Xi Bao Yu Fen Zi Mian Yi Xue Za Zhi. 2003 Jul;19(4):387-9
Department of Neurology, China-Japan Friendship Hospital, Beijing 100029, China.
By investigating the effects of APLs of PLP(136-150) on T cell clone 4B.14a in-vitro and in-vivo, to determine the feasibility of APLs to prevent relapsing multiple sclerosis (MS) in human.
To mimic the clinic course of relapsing MS, SJL/J female mice were first irradiated at 450R and intravenously infused with 1x10(7) resting 4B.14a T cells per mouse.

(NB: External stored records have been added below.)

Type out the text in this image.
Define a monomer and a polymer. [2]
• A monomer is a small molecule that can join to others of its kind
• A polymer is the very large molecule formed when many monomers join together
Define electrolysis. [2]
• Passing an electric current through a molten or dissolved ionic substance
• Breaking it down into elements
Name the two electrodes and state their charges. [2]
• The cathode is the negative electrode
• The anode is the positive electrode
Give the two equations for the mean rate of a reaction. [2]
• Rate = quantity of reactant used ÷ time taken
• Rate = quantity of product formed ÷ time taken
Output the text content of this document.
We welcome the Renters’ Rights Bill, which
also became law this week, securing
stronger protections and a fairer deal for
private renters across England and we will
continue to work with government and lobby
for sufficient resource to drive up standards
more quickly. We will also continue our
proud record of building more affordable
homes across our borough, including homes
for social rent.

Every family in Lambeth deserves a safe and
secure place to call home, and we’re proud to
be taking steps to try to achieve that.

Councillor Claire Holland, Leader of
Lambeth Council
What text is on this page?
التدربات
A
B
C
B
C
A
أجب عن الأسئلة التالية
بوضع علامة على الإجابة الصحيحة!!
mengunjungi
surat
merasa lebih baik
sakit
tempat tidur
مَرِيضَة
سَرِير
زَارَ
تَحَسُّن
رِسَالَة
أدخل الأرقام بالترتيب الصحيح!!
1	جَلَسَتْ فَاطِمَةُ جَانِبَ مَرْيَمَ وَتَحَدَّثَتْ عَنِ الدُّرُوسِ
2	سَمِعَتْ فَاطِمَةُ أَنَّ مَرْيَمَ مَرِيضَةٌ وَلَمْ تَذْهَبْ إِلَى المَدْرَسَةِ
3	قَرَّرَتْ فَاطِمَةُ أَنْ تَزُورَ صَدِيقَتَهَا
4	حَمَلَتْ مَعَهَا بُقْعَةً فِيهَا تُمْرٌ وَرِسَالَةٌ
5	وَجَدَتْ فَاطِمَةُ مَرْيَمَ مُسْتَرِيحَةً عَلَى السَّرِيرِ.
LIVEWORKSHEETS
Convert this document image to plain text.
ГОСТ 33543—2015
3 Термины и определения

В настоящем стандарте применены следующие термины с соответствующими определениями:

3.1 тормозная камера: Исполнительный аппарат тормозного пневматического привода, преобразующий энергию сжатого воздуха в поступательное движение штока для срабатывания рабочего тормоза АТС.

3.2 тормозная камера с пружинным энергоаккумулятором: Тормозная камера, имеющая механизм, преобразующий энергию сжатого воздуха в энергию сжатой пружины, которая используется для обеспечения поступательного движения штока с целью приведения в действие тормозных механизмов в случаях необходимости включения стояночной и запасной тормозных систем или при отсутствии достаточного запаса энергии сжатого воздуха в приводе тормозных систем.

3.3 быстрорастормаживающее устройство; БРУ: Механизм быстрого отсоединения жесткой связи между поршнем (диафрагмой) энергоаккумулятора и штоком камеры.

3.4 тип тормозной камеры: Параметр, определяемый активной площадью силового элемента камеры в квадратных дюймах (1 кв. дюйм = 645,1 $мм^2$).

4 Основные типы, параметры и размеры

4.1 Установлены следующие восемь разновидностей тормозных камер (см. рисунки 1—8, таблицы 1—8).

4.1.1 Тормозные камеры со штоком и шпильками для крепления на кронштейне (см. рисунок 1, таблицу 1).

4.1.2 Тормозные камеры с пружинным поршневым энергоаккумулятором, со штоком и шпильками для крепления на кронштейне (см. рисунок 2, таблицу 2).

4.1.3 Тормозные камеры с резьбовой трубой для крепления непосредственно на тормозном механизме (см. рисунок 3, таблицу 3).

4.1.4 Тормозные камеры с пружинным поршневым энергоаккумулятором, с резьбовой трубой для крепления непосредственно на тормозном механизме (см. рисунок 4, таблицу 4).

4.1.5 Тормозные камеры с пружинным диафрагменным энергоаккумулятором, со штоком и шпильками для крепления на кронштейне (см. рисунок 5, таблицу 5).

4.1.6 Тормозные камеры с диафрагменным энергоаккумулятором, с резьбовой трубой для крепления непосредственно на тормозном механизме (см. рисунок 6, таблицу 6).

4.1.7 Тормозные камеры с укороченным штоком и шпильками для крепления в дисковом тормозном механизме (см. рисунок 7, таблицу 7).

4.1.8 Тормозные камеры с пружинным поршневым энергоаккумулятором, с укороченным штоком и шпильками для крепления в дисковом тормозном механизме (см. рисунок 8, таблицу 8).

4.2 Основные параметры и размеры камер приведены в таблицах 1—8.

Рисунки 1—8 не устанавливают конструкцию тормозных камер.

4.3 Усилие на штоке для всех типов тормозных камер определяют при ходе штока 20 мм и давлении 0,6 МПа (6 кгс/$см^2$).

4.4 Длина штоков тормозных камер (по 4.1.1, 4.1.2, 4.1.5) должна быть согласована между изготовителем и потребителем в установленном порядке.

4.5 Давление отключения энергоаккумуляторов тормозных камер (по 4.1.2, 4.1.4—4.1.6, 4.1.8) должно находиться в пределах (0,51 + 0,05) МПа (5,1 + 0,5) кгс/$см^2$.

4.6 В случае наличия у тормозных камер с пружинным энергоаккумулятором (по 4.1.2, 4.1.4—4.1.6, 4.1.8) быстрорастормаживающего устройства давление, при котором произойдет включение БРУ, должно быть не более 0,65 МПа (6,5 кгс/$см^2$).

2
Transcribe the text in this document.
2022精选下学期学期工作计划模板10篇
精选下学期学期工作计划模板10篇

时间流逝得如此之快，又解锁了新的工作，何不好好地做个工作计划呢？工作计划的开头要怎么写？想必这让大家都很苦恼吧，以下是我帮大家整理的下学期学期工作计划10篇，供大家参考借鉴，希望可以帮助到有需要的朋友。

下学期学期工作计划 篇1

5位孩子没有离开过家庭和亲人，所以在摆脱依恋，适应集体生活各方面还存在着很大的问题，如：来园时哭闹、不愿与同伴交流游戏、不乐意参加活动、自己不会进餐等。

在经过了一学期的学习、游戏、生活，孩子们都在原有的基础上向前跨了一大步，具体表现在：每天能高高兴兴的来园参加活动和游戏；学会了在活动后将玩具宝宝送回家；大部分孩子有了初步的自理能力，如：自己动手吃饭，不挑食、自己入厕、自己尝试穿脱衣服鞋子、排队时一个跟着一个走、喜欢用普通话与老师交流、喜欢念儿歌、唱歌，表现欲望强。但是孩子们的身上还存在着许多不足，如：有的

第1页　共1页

Then mice were immunized with 50 microg/mouse APL for inducing passive experiment allergic encephalomyelitis (EAE).
The proliferation and cytokine production of 4B.14a T cells in response to APLs were also examined.
Except 139A, 143A, 144A, 145A and 148A, other APLs triggered T cells to induce passive EAE; 4B.14a T cells well responded to the most APLs, weakly responded to 137A, 144A and 148A, but the response was suppressed by 139A.
The effects of some APLs on 4B.14a T cells are different in-vitro and in-vivo.
It may be feasible to select some APLs to prevent relapsing MS in human.